Metamorfose

Marta Helena Xavier



A nostalgia invadia as engrenagens do relógio. Bons tempos aqueles; desfilava diariamente pela cidade. Com orgulho emprestava elegância ao caminhar daquele terno de risca e sapatos pretos amarrados com perfeição.
Hoje vive esquecido na cômoda espelhada do quarto. Faz companhia a seu amigo colar, este acostumado ao marasmo dos dias. Até hoje não entende ao certo o que aconteceu. Teria sido culpa sua? Por acaso havia atrasado as horas? Estaria fora de moda?
O relógio tinha saudades do tempo quando Duda acordava todas as manhãs e o colocava no pulso. Passava a ocupar seu lugar no mundo. Perambulava cheio de garbo pelas calçadas, entrava no ônibus pontualmente com seus ponteiros sempre bem ajustados. No escritório não parava, de um lado para outro, no meio de tanto burburinho seu tic-tac se perdia. Só no final do dia retornava à cômoda do quarto.
Quanto ao colar, mesmo com tantas pedras brilhantes, unidas por um fio invisível que o enrolava em curvas, vivia em férias permanentes no tampo da cômoda. Muito raramente a vida lhe presenteava com alguns minutos enfeitando um colo morno em frente ao espelho. Era quando o colar se via pleno em suas curvas bem assentadas no corpo de Duda. Uma alegria fugaz, pois logo era arrancado com força e colocado de volta sobre a frieza do conhecido móvel.
O tempo caminhava assim, sem sobressaltos, nas linhas retas dos ponteiros do relógio e no silêncio das curvas do colar. Mas, numa certa manhã, Duda não encontrou forças para levantar. Ficou na cama, sem ânimo de representar o que se obrigava a ser todo santo dia. Sentia, era chegada a hora de deixar o vento soprar para outros lados. Precisou esperar a noite trazer a coragem escondida nos cantos do dia. Então levantou, tomou um banho e deu início a sua nova jornada. Iria encarar o mundo. Tirou do fundo do armário o vestido preto e reto, até logo acima dos joelhos. Pegou os sapatos vermelhos de salto agulha e as meias rendadas. Colocou tudo em cima da cama no formato do corpo onde se reconhecia.
Relógio e colar chegavam a se bater tentando acompanhar toda esta movimentação. O relógio sentia seus ponteiros travarem. O colar encontrou um fio de esperança unindo suas pedras. E assim o espelho foi revelando um novo rosto: sereno, confiante e sem a barba que sempre o acompanhava. Uma maquiagem delicada: base líquida para uniformizar a pele, pó compacto e blush para o acabamento perfeito. Nos olhos uma sombra em tom pastel. Generosas camadas de rímel nos cílios. Lápis preto contornado o olhar amendoado. Por último o batom vermelho, escancarando as linhas dos lábios carnudos.
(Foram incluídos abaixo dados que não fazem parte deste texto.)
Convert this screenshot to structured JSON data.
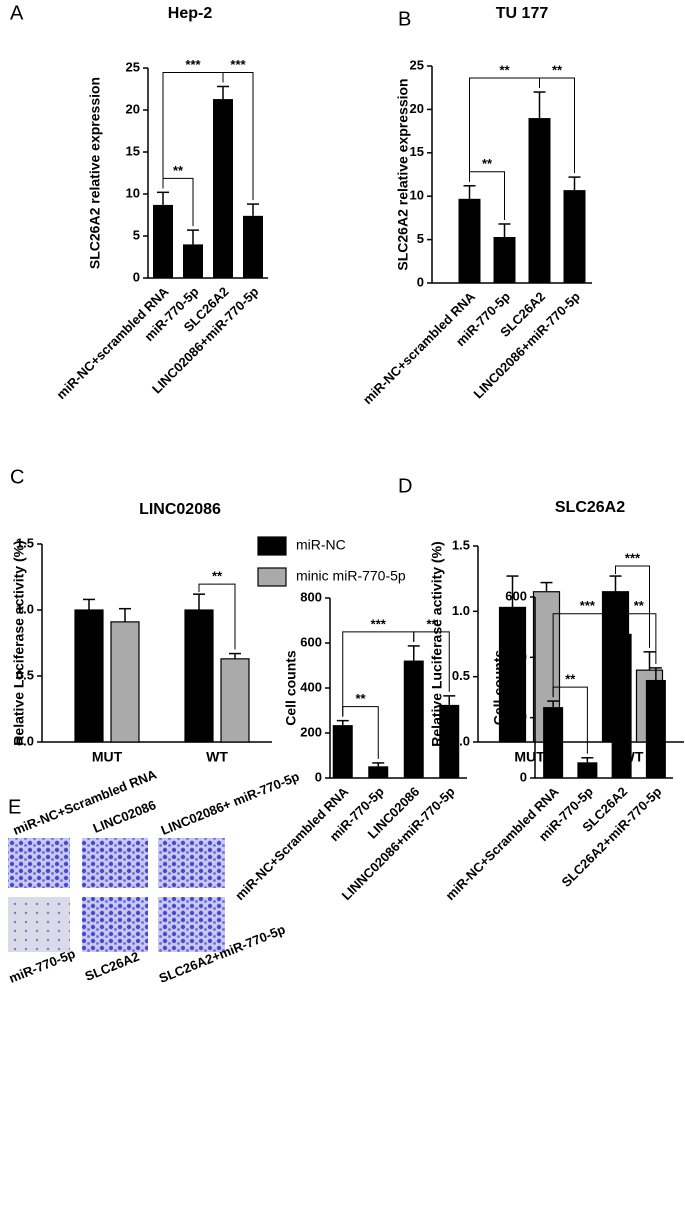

Nesse ponto, o colar sentia que faria parte de tudo aquilo. O brilho de suas pedras refletia Duda colocando o vestido, as meias e depois os sapatos; tudo feito numa harmonia delicada de gestos. Foi testemunha quando uma linda peruca ruiva foi tirada da gaveta da cômoda e acomodada no alto daquela cabeça. Linda! Uma borboleta voando livre pela primeira vez.
A tudo o relógio assistia incrédulo. Iniciava ali a perda de seu espaço nos dias ainda por chegar. A certeza veio no momento em que viu seu companheiro colar ser suspenso pelas mãos de Duda e ir balançando no ar, num gracioso balé, dando voltas enquanto era acomodado no colo daquele novo corpo.
Então, a porta bateu. Levou com ela a vida e o colar a tiracolo. O relógio entrava em pausa para o colar brilhar. E ele brilhou intensamente protegido pela noite. Duda e seu colar se lançaram no tão desejado desconhecido. Uma aventura se revelava intensa e mágica, cheia de descobertas. Entorpeceram-se em centenas de goles, estontearam-se enredados em novos cheiros e sabores.
Quando o dia começou a pedir espaço nas frestas da noite, o relógio sentiu o calor das pedras do colar lhe cutucando o metal. E como nos últimos acordes de uma dança, seu companheiro, deslizando devagar, foi se acomodando ao seu lado. E Duda, pura exaustão, se atirou sobre os lençóis da cama. Ouvia ainda o eco do riso de sua felicidade antes de adormecer.